短篇
14
「私、わかった事があるんです」
聞いてくれますか?と、マリーは涙できらきらと輝く目でクライヴを見つめた。
「何です?」
「私が未来を視る力に目覚めた後……。予言者には欠かせない、必要な要素があるとおばあちゃんから聞いたんです」
サルマーが“今なら出来る”と言った訳に気付いた時、マリーは赤面して何も言えなくなった。
けれどそれは誇るべきことだと、サルマーはマリーを祝福したのだ。
「私は、“浮わついた気持ちを持たないように、男性との接触を避けなさい”というおばあちゃんの教えを守ってきました」
強く意識していたつもりはないが、結果的に守ったかたちになる。
「それは、本当に愛した人でなければ許してはならないという教えです。
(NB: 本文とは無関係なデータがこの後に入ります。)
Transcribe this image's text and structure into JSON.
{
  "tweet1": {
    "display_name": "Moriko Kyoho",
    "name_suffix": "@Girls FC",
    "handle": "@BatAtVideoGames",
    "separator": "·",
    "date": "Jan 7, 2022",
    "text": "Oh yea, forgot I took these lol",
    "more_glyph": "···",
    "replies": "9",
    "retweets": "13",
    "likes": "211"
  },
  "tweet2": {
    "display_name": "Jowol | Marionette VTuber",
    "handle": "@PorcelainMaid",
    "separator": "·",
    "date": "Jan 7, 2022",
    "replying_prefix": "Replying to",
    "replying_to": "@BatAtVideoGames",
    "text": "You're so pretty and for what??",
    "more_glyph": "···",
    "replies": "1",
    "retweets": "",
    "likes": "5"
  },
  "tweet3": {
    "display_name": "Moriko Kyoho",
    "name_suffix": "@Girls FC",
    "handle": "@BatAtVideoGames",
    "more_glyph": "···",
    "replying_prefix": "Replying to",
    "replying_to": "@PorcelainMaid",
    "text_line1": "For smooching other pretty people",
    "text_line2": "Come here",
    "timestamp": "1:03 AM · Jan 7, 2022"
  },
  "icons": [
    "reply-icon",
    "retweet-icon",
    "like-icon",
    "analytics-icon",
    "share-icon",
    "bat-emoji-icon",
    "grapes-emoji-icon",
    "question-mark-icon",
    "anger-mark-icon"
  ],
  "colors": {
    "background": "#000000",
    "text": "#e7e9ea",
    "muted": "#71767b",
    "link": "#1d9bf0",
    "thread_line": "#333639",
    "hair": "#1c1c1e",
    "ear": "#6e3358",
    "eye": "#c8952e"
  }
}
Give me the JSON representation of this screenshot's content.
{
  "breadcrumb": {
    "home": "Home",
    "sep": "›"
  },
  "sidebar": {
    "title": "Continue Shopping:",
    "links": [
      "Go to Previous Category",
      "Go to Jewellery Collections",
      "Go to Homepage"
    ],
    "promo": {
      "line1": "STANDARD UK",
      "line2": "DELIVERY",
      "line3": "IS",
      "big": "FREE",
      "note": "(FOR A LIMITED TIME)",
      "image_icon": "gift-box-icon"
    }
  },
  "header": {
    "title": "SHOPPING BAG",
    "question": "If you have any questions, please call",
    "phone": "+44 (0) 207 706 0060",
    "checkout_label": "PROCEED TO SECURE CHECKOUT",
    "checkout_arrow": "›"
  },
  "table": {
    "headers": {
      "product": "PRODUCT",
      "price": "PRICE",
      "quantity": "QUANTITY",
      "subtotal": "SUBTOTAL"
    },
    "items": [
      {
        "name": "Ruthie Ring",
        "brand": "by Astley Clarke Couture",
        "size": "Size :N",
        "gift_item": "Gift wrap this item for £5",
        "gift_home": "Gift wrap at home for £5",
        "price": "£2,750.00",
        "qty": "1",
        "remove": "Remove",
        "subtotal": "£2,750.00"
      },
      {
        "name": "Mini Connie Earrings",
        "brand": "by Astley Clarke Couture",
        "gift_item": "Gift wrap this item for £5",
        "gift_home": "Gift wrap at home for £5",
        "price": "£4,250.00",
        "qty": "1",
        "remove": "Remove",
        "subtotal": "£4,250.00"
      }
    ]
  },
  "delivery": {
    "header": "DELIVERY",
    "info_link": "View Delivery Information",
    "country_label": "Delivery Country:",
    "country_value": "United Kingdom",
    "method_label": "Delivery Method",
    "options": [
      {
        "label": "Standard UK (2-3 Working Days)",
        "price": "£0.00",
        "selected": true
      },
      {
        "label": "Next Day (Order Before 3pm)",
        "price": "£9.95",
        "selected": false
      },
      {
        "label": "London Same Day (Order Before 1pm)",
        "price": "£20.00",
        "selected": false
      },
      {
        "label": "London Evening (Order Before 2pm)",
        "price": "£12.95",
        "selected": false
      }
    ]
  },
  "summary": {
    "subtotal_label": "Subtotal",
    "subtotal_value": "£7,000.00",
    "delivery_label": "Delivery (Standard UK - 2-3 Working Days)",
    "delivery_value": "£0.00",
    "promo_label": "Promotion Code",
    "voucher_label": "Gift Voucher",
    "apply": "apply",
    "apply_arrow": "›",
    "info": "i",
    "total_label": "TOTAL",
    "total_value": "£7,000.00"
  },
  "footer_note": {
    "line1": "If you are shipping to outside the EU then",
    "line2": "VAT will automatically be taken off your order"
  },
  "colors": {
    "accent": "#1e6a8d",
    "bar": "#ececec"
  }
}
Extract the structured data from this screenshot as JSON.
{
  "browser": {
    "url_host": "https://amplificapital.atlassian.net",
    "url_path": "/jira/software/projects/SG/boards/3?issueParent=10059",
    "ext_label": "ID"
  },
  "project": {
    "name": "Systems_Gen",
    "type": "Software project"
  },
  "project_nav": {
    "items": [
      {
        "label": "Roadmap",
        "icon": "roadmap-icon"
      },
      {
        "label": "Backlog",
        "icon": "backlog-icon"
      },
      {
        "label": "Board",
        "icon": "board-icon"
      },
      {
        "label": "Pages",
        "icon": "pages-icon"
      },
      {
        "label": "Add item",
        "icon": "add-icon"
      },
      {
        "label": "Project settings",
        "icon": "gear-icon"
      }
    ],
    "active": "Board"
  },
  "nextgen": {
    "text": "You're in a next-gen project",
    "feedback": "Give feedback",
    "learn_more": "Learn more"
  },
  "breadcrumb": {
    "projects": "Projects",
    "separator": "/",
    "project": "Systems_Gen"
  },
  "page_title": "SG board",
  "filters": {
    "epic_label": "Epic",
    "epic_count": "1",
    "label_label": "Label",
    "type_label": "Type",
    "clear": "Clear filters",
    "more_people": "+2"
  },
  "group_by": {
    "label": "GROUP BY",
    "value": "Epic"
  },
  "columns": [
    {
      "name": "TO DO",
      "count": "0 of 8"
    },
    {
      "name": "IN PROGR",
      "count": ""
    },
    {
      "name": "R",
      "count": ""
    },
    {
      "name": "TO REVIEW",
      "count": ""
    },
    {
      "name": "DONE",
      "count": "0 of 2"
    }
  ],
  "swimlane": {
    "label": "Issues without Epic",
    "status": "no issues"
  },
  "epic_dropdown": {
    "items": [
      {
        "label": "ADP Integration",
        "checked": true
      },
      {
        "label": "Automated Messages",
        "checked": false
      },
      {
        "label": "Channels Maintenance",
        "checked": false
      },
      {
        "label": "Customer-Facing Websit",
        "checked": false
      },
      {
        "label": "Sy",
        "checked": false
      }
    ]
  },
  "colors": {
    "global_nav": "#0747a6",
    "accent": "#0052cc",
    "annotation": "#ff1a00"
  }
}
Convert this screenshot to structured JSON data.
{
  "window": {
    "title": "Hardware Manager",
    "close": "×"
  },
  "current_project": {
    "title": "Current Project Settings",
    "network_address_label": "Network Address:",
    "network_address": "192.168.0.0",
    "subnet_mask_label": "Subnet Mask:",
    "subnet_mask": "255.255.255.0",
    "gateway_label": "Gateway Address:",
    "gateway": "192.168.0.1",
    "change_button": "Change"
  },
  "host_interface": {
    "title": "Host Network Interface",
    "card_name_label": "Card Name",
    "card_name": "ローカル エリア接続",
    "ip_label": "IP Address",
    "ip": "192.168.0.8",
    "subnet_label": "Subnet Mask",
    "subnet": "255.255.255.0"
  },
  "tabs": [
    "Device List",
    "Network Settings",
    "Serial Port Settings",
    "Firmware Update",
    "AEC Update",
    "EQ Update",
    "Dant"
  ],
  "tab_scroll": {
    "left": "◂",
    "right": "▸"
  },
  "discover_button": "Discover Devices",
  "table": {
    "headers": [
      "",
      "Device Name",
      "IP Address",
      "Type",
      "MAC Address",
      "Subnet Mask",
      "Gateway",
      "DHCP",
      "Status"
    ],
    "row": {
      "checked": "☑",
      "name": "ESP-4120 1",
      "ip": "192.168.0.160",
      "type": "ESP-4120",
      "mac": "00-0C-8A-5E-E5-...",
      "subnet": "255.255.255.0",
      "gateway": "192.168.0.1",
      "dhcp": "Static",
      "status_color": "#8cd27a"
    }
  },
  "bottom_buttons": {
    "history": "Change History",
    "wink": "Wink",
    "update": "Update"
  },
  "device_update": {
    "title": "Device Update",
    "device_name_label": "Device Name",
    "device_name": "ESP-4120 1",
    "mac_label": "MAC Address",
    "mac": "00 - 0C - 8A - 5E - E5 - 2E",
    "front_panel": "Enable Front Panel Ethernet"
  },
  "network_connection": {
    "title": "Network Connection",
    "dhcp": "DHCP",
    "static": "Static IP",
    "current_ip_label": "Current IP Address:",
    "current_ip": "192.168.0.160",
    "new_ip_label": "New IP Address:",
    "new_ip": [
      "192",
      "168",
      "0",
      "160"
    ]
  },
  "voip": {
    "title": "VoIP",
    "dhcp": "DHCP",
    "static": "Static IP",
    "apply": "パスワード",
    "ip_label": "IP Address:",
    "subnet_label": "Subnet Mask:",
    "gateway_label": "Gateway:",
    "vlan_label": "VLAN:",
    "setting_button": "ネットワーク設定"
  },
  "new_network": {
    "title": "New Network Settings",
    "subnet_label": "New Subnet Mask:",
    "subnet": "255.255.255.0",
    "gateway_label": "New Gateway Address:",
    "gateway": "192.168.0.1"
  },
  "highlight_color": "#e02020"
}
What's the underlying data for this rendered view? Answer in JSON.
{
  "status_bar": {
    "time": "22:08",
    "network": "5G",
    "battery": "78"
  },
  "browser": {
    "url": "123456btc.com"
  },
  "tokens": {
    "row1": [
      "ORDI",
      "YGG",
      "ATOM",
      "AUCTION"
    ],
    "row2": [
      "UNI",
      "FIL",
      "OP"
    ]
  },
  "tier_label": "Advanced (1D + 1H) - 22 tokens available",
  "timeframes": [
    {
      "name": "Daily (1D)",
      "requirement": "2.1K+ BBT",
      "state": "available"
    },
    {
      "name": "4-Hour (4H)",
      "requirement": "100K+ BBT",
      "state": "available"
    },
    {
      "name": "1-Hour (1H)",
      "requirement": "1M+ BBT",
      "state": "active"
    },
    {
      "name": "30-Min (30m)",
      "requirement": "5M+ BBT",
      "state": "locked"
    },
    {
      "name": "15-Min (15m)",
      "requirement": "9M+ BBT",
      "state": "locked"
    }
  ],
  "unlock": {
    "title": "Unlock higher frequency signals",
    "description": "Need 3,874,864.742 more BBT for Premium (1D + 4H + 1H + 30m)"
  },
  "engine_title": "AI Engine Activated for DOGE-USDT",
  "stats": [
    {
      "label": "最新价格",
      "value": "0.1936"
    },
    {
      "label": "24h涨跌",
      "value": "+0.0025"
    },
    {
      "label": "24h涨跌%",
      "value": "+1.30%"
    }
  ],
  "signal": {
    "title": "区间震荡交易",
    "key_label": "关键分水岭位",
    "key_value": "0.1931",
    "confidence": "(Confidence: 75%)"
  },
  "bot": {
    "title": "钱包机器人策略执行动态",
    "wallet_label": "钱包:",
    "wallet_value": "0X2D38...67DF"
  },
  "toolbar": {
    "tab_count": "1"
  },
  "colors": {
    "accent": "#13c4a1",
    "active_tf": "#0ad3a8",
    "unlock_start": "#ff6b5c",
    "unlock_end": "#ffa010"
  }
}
人はそれを古くさいとか、恋に恋する子供の考えだと笑うかもしれない……」
確かに古くさいかもしれないが、清純で上品なマリーにはそれが似合っているし、そうあってくれてよかったとクライヴは思っている。
そんなマリーの人柄に惹かれたのだから。
「けれど、私はそれに憧れました。それが、とても尊いと思ったからです。唯一、真実の愛が」
可憐な唇が紡ぐ綺麗な言葉に、クライヴはますます夢中になった。
「その尊いものに触れたことで、私は完成したんです。予言者に選ばれたのも、クライヴさんと出逢ったのも、全部……。全部、運命だったんです」
「あなたに見える世界は、どれほど煌めいているんでしょう……」
クライヴは胸いっぱいに溢れる感動と愛情を、言葉だけで表しきれる自信が無かった。
「あなたの言葉を聞くと、あなたの純粋で美しい心が見える気がする……」
クライヴはマリーの手をとり、指先へ軽くキスをした。
「愛してます。あなたを。あなたに出逢えて、そしてあなたを愛せて、俺は幸せです」
そう言うと、クライヴはマリーの前で片膝をついた。
マリーははっと息を呑み、口を押さえた。
それがどんな意味を持つのか、恋愛に疎いマリーでも知っていたから。
「マリー・カマルさん」
今から何が行われるのか、マリーは目の前の光景が信じられなかった。
クライヴは懐から小さな箱を取り出し、それを開けてマリーの目の前に掲げた。
「俺と結婚してくれますか?」
見開かれた大きな目から、ぽろぽろと頬へ涙が伝う。
マリーはそれを拭いながら、何度もこくこくと頷いたが、声が詰まって返事が言えなかった。
「マリー?」
「……はい…っ。私でよければ……喜んで…!」
「あなたでなければ意味が無い」
クライヴは泣きじゃくるマリーを抱き締めて、彼女の名前を呼んだ。
「ああ、マリー…!ずっと、ずっとこうしたかった……。やっと叶いました」
クライヴはずっとマリーの立場や信条を尊重して自戒していたが、会食での事があってプロポーズをしようと決意した。
彼女と関係を続けるのにおいて、それを考えてないというのは無責任だと理解していた。
だから関係を深めるということは、すなわちそういう答えだったのだ。
「お嫁さんにしてくれるんですか?私を?」
マリーはまだ現実が信じられないといった様子で、首を傾げて聞いた。
「はい。プロポーズの許可もちゃんともらいましたから」
「え!?実家に行ったんですか!?」
「もちろん」
プロポーズをする時は父親に許可をもらいに行くことは知っていたが、交際の挨拶もしていないのにいきなりプロポーズなんて許されたのだろうか。
マリーは気になって口を開いたが、クライヴにしぃっと黙らされた。
「あとで」
近付く唇がそう囁き、そっと口付けられる。
それは、マリーのファーストキスだった。
唇が離れた瞬間、遠くでわぁっと声が上がり、マリーはびくりと肩を跳ねさせた。
それは祝福の歓声だったが、マリーは真っ赤になってクライヴの影に隠れた。
抱擁も、キスも、プロポーズも、何もかも初めてだったのに、一連を見られていたと思うととても耐えられなかったのだ。
クライヴにしがみついて隠れるマリーは、羞恥で泣きそうになっている。
クライヴはそんなマリーを抱き締め、優しく髪を撫でて慰めた。